Ahora hay ruido y movimiento. Entonces no había más que eso.

Los ranchos amojonaban de trecho en trecho el camino a Borja y Villarrica, sobre cuya cinta polvorienta se eternizaba alguna carreta flotando en la llanura.

Y otra cosa resta de aquel tiempo.

Como a media legua del pueblo se levanta el cerro de Itapé. La carretera pasa a sus pies, cortada por el arroyo que se forma en el manantial del cerro. A ciertas horas, cuando el promontorio se hincha y deshincha en las retracciones, se alcanza a ver el rancho del Cristo en lo alto, recortado contra la chapa incandescente del cielo.

Allí solía solemnizarse la celebración del Viernes Santo. Los itapeños tenían su propia liturgia, una tradición nacida de ciertos hechos no muy antiguos pero que habían formado ya su leyenda.

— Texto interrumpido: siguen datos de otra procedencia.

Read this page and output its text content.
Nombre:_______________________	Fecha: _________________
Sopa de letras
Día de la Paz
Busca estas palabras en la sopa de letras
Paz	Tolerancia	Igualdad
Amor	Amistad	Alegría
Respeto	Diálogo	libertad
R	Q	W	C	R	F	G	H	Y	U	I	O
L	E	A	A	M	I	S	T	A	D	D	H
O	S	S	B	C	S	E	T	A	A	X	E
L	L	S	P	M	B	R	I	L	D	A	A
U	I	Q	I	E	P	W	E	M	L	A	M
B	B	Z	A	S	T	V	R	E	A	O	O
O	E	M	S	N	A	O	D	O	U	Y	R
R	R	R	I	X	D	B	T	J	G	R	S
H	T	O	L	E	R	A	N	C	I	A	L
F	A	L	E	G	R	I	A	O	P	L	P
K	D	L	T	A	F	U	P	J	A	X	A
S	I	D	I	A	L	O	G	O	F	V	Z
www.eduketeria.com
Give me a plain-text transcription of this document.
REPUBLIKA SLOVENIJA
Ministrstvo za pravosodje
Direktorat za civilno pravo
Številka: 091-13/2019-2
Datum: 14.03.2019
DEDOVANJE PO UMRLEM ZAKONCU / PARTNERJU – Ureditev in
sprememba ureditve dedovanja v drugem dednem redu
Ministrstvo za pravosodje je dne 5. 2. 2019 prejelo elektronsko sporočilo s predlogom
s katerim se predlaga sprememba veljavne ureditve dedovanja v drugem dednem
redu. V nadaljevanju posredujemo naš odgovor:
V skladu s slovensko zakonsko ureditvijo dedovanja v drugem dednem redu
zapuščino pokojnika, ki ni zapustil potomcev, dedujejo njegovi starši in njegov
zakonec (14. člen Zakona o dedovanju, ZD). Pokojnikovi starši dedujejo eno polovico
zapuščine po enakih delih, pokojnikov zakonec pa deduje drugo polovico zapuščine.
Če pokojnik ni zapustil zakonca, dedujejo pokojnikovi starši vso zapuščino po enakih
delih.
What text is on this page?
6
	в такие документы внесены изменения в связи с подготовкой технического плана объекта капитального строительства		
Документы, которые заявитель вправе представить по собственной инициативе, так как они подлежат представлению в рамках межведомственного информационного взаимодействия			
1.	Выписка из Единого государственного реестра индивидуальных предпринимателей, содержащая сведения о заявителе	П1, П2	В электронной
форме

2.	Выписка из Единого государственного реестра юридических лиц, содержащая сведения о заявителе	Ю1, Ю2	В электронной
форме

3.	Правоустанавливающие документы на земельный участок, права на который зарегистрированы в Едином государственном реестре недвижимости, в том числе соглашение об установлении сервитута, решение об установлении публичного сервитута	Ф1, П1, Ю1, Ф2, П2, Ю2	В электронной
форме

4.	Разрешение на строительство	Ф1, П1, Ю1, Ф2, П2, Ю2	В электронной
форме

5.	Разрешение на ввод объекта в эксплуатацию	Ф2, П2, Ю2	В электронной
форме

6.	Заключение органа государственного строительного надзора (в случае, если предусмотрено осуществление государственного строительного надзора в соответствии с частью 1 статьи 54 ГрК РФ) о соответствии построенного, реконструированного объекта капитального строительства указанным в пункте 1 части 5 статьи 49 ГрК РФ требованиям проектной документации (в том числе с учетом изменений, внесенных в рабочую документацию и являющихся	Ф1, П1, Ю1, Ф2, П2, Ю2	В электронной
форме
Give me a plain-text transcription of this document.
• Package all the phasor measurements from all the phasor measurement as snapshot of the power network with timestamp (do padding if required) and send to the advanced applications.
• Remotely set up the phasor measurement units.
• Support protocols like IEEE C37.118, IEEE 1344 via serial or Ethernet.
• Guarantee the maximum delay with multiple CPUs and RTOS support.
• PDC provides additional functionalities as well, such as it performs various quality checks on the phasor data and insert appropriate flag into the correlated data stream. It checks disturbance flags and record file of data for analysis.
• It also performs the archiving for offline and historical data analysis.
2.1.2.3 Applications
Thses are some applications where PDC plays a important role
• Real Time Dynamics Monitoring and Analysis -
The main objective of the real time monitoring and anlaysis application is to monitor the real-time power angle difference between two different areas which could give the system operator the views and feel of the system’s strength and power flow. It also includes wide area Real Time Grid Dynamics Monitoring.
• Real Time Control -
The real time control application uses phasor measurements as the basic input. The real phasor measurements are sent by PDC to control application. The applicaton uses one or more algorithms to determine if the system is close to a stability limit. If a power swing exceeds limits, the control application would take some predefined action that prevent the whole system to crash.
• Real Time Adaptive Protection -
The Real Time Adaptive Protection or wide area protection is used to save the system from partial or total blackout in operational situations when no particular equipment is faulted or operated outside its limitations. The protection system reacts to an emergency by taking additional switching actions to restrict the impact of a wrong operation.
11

El Cristo estaba siempre en la cumbre del cerrito, clavado en la cruz negra, bajo el redondel de espartillo terrado semejante al toldo de los indios, que lo resguardaba de la intemperie. No necesitaban, pues, representar las estaciones de la crucifixión. Luego del sermón de las Siete Palabras, venía el Descendimiento. Las manos se tendían crispadas y trémulas hacia el Crucificado. Lo desclavaban casi a tirones, con una especie de rencorosa impaciencia. El gentío bajaba el cerro con la talla a cuestas ululando roncamente sus cánticos y plegarias. Recorría la media legua de camino hasta la iglesia, pero el Cristo no entraba en ella jamás. Llegaba hasta el atrio solamente. Permanecía un momento, mientras los cánticos arreciaban y se convertían en gritos hostiles y desafiantes. Un rato después las parihuelas giraban sobre el tumulto y el Cristo regresaba al cerro en hombros de la procesión brillando con palidez cadavérica al humeante resplandor de las antorchas de los faroles encendidos con velas de sebo.

Era un río áspero, rebelde, primitivo, fermentado en un reniego de insurgencia colectiva, como si el espíritu de la gente se encrespara al olor de la sangre del sacrificio y estallase en ese clamor que no se sabía si era de angustia o de esperanza o de resentimiento, a la hora nona del Viernes de la Pasión.

Esto nos ha valido a los itapeños el mote de fanáticos y de herejes.

Pero la gente de aquel tiempo seguía yendo año tras año al cerro a desclavar al Cristo y pasearlo por el pueblo como a una víctima a quien debían vengar y no a un Dios que había querido morir por los hombres.